La particularización de la crisis de la deuda pública en algunas economías del Sur también cuestionó la solvencia de la española. Aunque el origen de los males era distinto, a la economía española se le aplicaron las terapias dominantes: las basadas en la austeridad fiscal a ultranza, tratando de interpretar los veredictos de esos mercados de bonos que ampliaron hasta niveles sin precedentes los diferenciales de tipos de interés entre la deuda pública alemana y las consideradas periféricas. Desde el comienzo de mayo de 2010, la española fue una economía intervenida de hecho: el Gobierno de entonces asumió a pies juntillas los dictados de los países centrales de la eurozona y aplicó una política presupuestaria contractiva, procíclica, que ha continuado hasta hoy.
El resultado es la recesión más prolongada y la más intensa destrucción de empleo en muchas décadas. Y un déficit y una deuda pública también sin muchos precedentes. Al deterioro de las condiciones de vida de un número creciente de españoles se añade la ausencia de condiciones para que la economía española por sí sola abandone la amenaza de depresión e inicie una recuperación con la intensidad suficiente como para reducir rápidamente el desempleo. A pesar del buen comportamiento de las exportaciones españolas de bienes y servicios, amparado en buena medida en el descenso del coste del trabajo, no pueden compensar el desplome de la demanda interna.

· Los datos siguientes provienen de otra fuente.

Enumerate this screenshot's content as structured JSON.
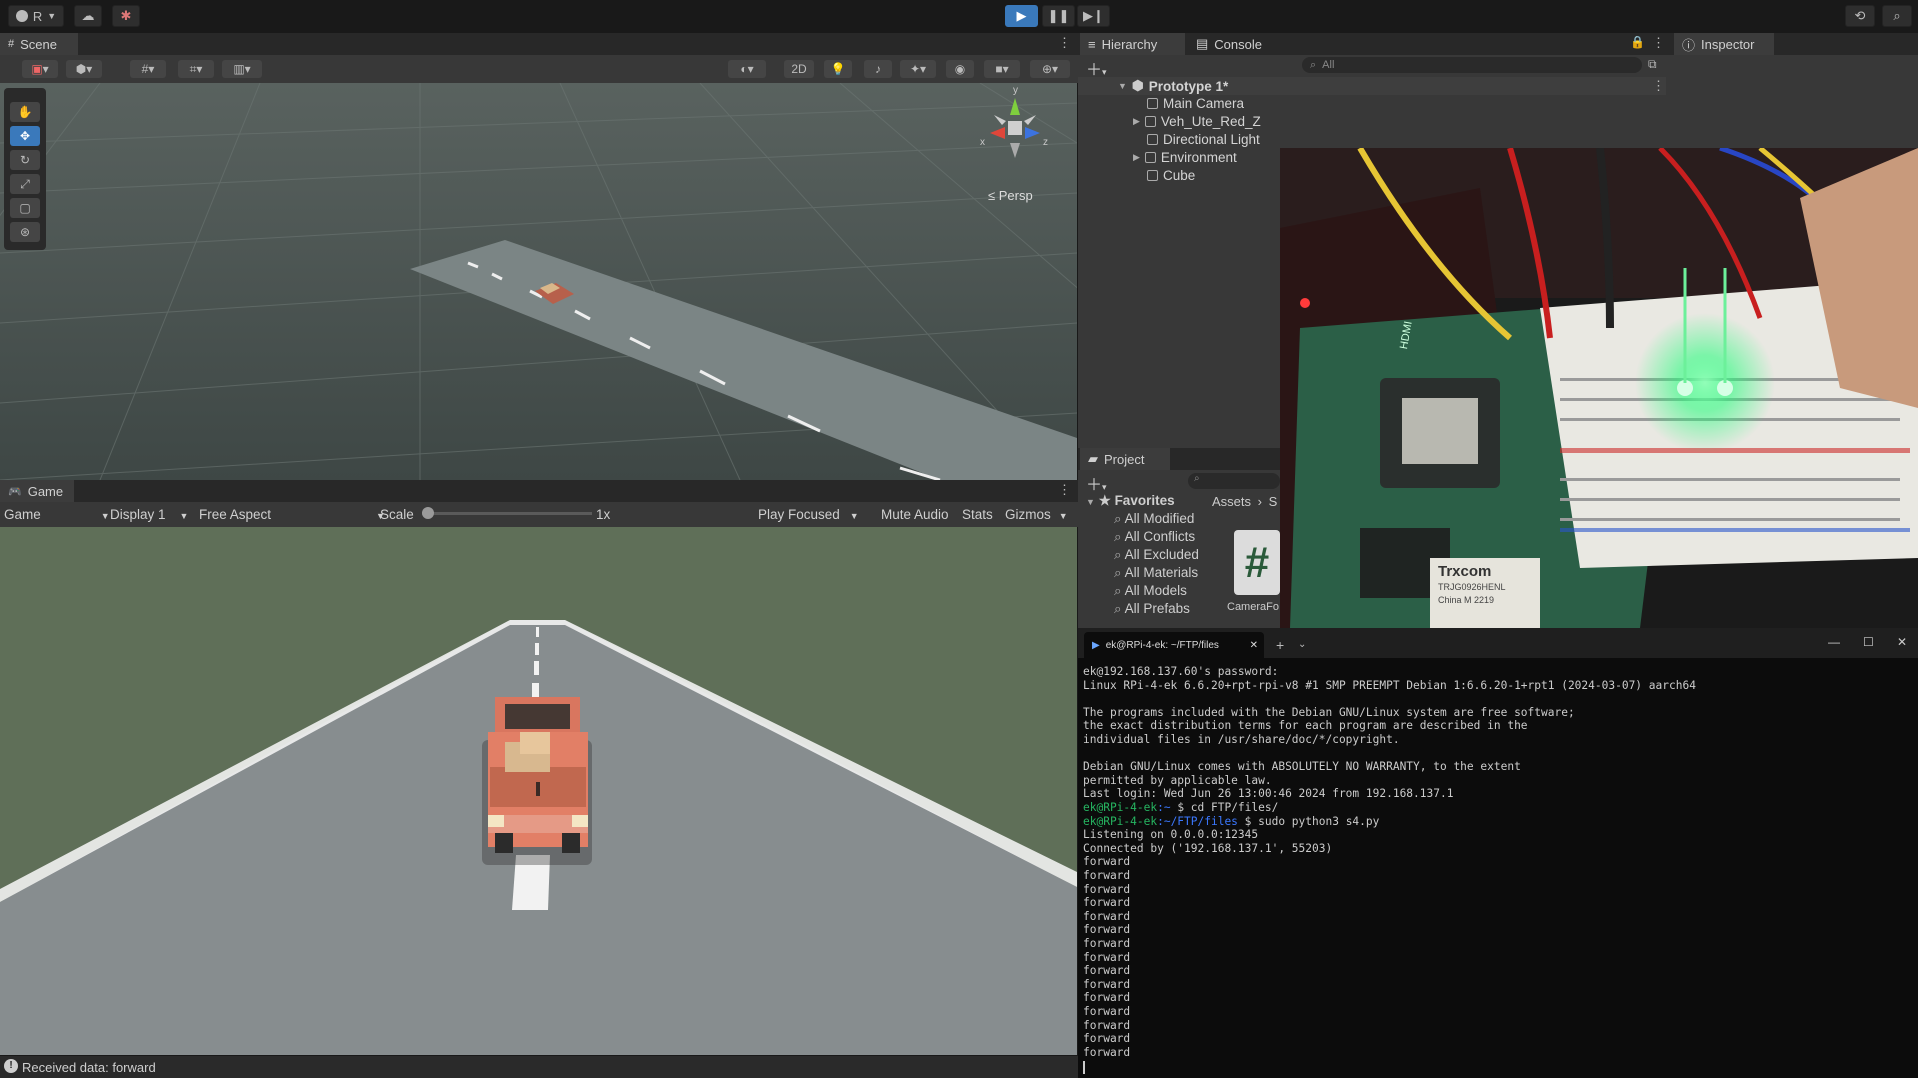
{
  "topbar": {
    "account_label": "R",
    "play_icon": "play-icon",
    "pause_icon": "pause-icon",
    "step_icon": "step-icon"
  },
  "scene": {
    "tab_label": "Scene",
    "persp_label": "Persp",
    "toggle_2d": "2D",
    "gizmo_axis_y": "y",
    "gizmo_axis_x": "x",
    "gizmo_axis_z": "z"
  },
  "game": {
    "tab_label": "Game",
    "mode": "Game",
    "display": "Display 1",
    "aspect": "Free Aspect",
    "scale_label": "Scale",
    "scale_value": "1x",
    "play_focused": "Play Focused",
    "mute_audio": "Mute Audio",
    "stats": "Stats",
    "gizmos": "Gizmos"
  },
  "hierarchy": {
    "tab_label": "Hierarchy",
    "console_tab": "Console",
    "search_placeholder": "All",
    "root": "Prototype 1*",
    "items": [
      {
        "label": "Main Camera",
        "expandable": false
      },
      {
        "label": "Veh_Ute_Red_Z",
        "expandable": true
      },
      {
        "label": "Directional Light",
        "expandable": false
      },
      {
        "label": "Environment",
        "expandable": true
      },
      {
        "label": "Cube",
        "expandable": false
      }
    ]
  },
  "inspector": {
    "tab_label": "Inspector"
  },
  "project": {
    "tab_label": "Project",
    "favorites_label": "Favorites",
    "favorites": [
      "All Modified",
      "All Conflicts",
      "All Excluded",
      "All Materials",
      "All Models",
      "All Prefabs"
    ],
    "breadcrumb": "Assets",
    "breadcrumb_next": "S",
    "asset_icon_glyph": "#",
    "asset_name": "CameraFo"
  },
  "photo": {
    "board_labels": [
      "HDMI",
      "Trxcom",
      "TRJG0926HENL",
      "China M 2219"
    ]
  },
  "terminal": {
    "tab_title": "ek@RPi-4-ek: ~/FTP/files",
    "lines": [
      {
        "text": "ek@192.168.137.60's password:"
      },
      {
        "text": "Linux RPi-4-ek 6.6.20+rpt-rpi-v8 #1 SMP PREEMPT Debian 1:6.6.20-1+rpt1 (2024-03-07) aarch64"
      },
      {
        "text": ""
      },
      {
        "text": "The programs included with the Debian GNU/Linux system are free software;"
      },
      {
        "text": "the exact distribution terms for each program are described in the"
      },
      {
        "text": "individual files in /usr/share/doc/*/copyright."
      },
      {
        "text": ""
      },
      {
        "text": "Debian GNU/Linux comes with ABSOLUTELY NO WARRANTY, to the extent"
      },
      {
        "text": "permitted by applicable law."
      },
      {
        "text": "Last login: Wed Jun 26 13:00:46 2024 from 192.168.137.1"
      },
      {
        "user": "ek@RPi-4-ek",
        "path": ":~",
        "cmd": " $ cd FTP/files/"
      },
      {
        "user": "ek@RPi-4-ek",
        "path": ":~/FTP/files",
        "cmd": " $ sudo python3 s4.py"
      },
      {
        "text": "Listening on 0.0.0.0:12345"
      },
      {
        "text": "Connected by ('192.168.137.1', 55203)"
      },
      {
        "text": "forward"
      },
      {
        "text": "forward"
      },
      {
        "text": "forward"
      },
      {
        "text": "forward"
      },
      {
        "text": "forward"
      },
      {
        "text": "forward"
      },
      {
        "text": "forward"
      },
      {
        "text": "forward"
      },
      {
        "text": "forward"
      },
      {
        "text": "forward"
      },
      {
        "text": "forward"
      },
      {
        "text": "forward"
      },
      {
        "text": "forward"
      },
      {
        "text": "forward"
      },
      {
        "text": "forward"
      }
    ]
  },
  "status": {
    "message": "Received data: forward"
  },
  "colors": {
    "accent": "#3a79bb",
    "terminal_user": "#26b561",
    "terminal_path": "#3b78ff",
    "led_green": "#21ff7a"
  }
}
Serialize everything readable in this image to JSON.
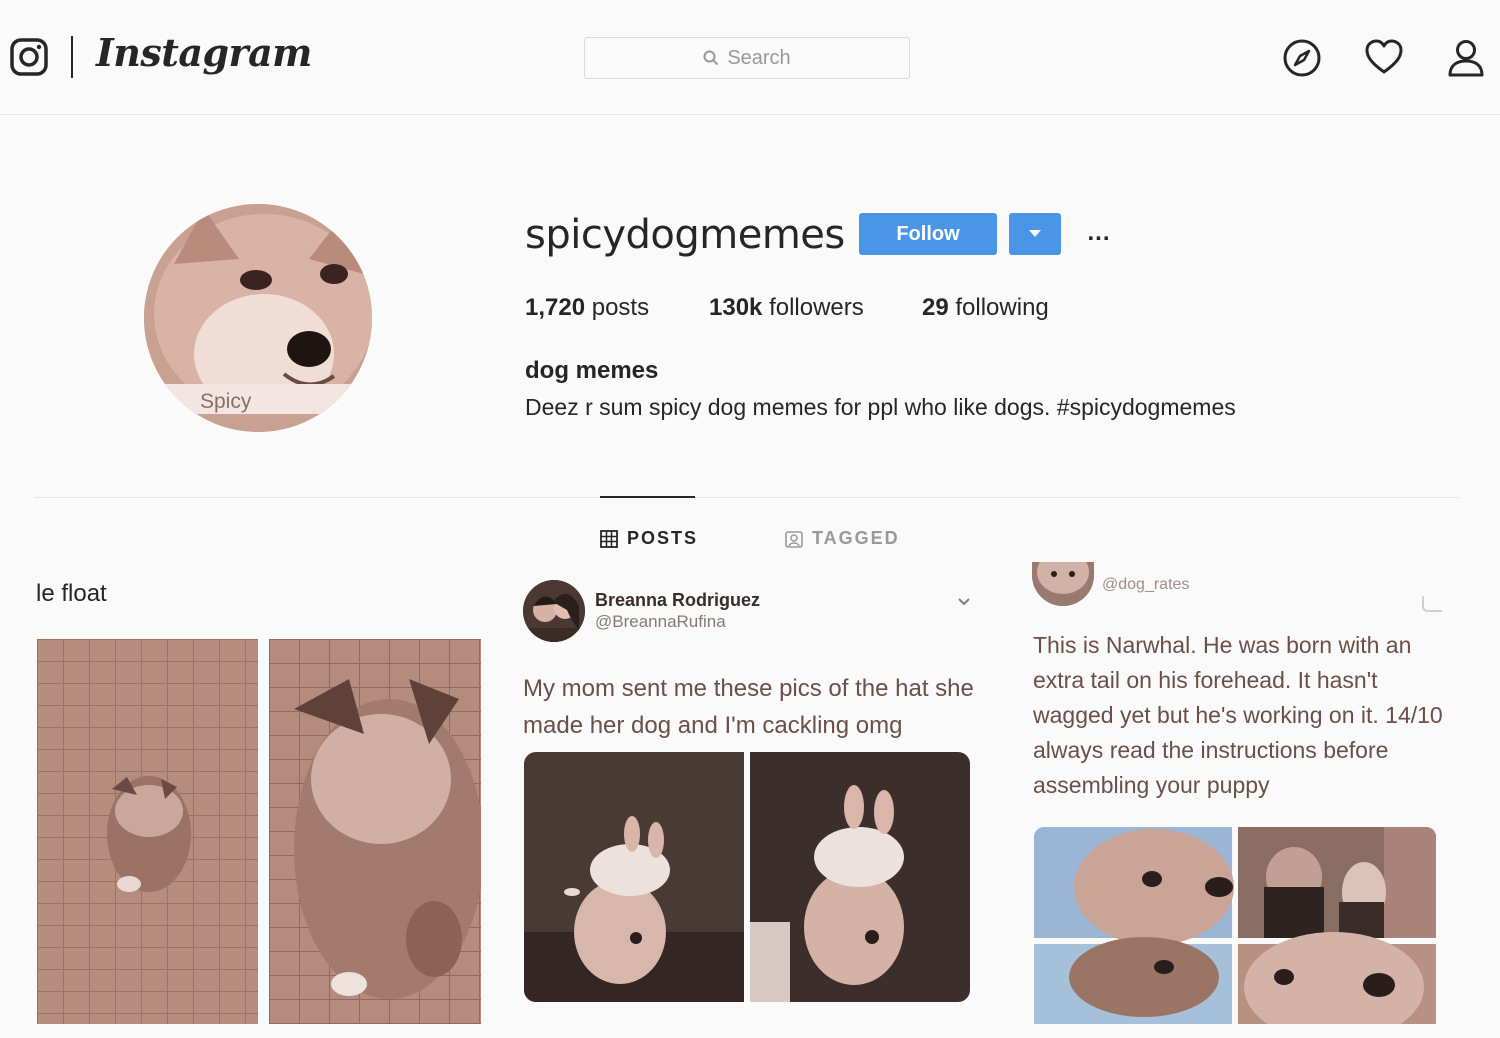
{
  "nav": {
    "brand": "Instagram",
    "search_placeholder": "Search",
    "icons": [
      "instagram-glyph-icon",
      "compass-icon",
      "heart-icon",
      "person-icon",
      "search-icon"
    ]
  },
  "profile": {
    "avatar_label": "Spicy",
    "username": "spicydogmemes",
    "follow_label": "Follow",
    "more_label": "...",
    "stats": {
      "posts_count": "1,720",
      "posts_label": "posts",
      "followers_count": "130k",
      "followers_label": "followers",
      "following_count": "29",
      "following_label": "following"
    },
    "bio_name": "dog memes",
    "bio_text": "Deez r sum spicy dog memes for ppl who like dogs. #spicydogmemes"
  },
  "tabs": {
    "posts_label": "POSTS",
    "tagged_label": "TAGGED",
    "active": "POSTS"
  },
  "posts": [
    {
      "caption_partial": "le float"
    },
    {
      "author_name": "Breanna Rodriguez",
      "author_handle": "@BreannaRufina",
      "text": "My mom sent me these pics of the hat she made her dog and I'm cackling omg"
    },
    {
      "author_handle": "@dog_rates",
      "text": "This is Narwhal. He was born with an extra tail on his forehead. It hasn't wagged yet but he's working on it. 14/10 always read the instructions before assembling your puppy"
    }
  ],
  "colors": {
    "follow_blue": "#4a95e6",
    "text_dark": "#262626",
    "text_muted": "#999999",
    "photo_tint": "#b08878"
  }
}
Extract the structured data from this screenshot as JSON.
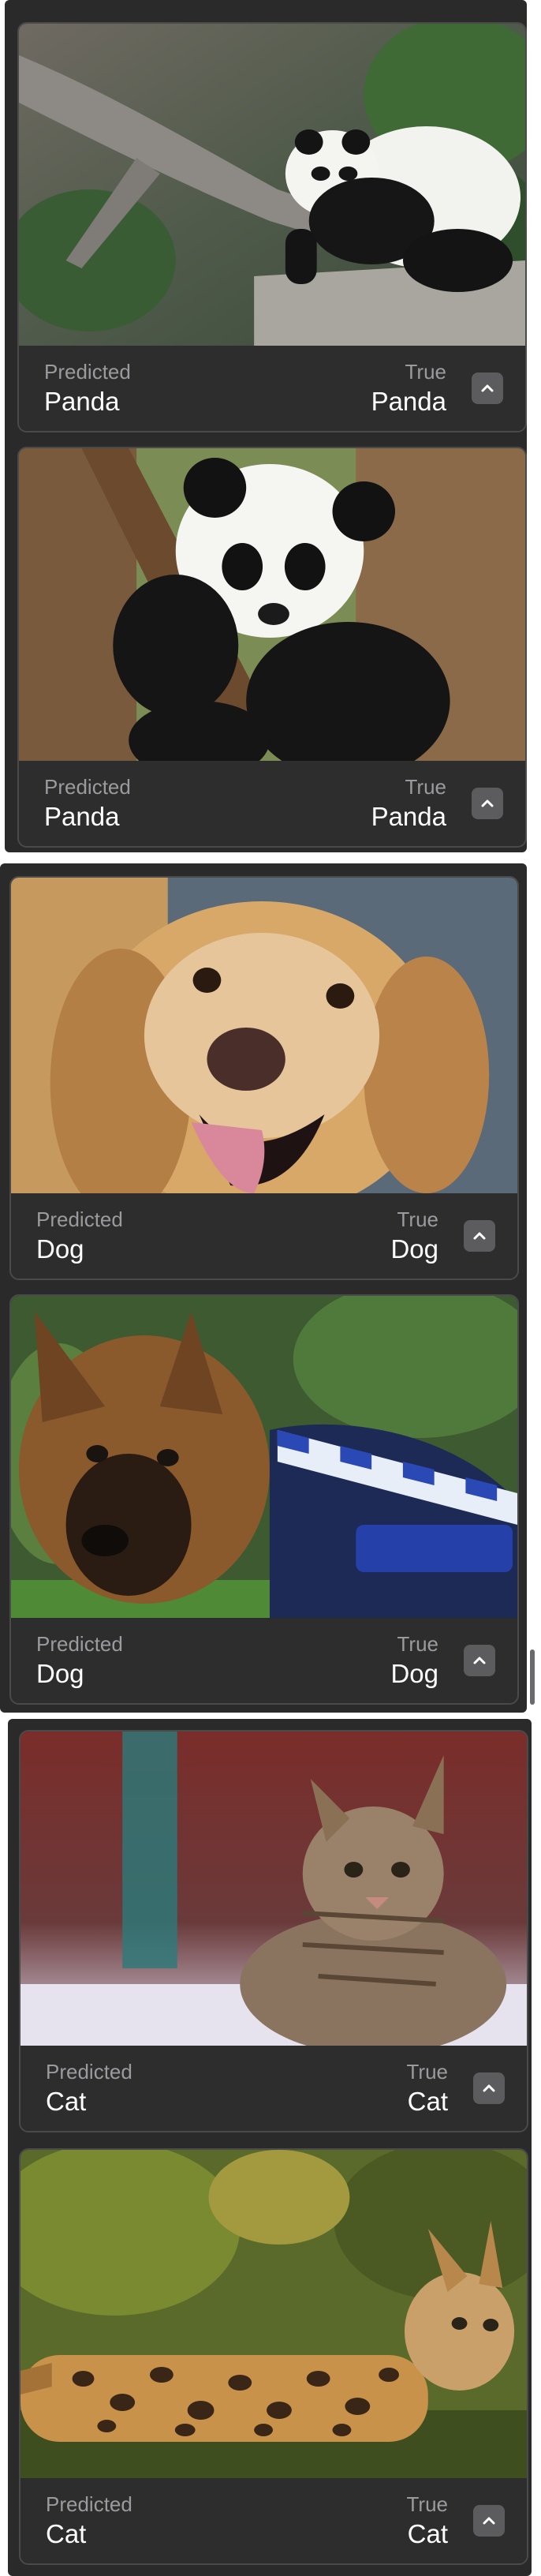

Muchas empresas desaparecen y otras no llegan a nacer, ya sea por la ausencia de demanda o directamente por asfixia crediticia.
Tres años después de la aplicación de aquellas terapias, la única posibilidad para abandonar la recesión descansa en quien exigió su aplicación. Son Europa, sus instituciones y los Gobiernos del Norte, los únicos que pueden contribuir a estimular la demanda, condición necesaria para que se reduzca el desempleo de forma significativa. Posibilidades existen, pero el Gobierno español ha de hacer valer la urgencia de esos estímulos.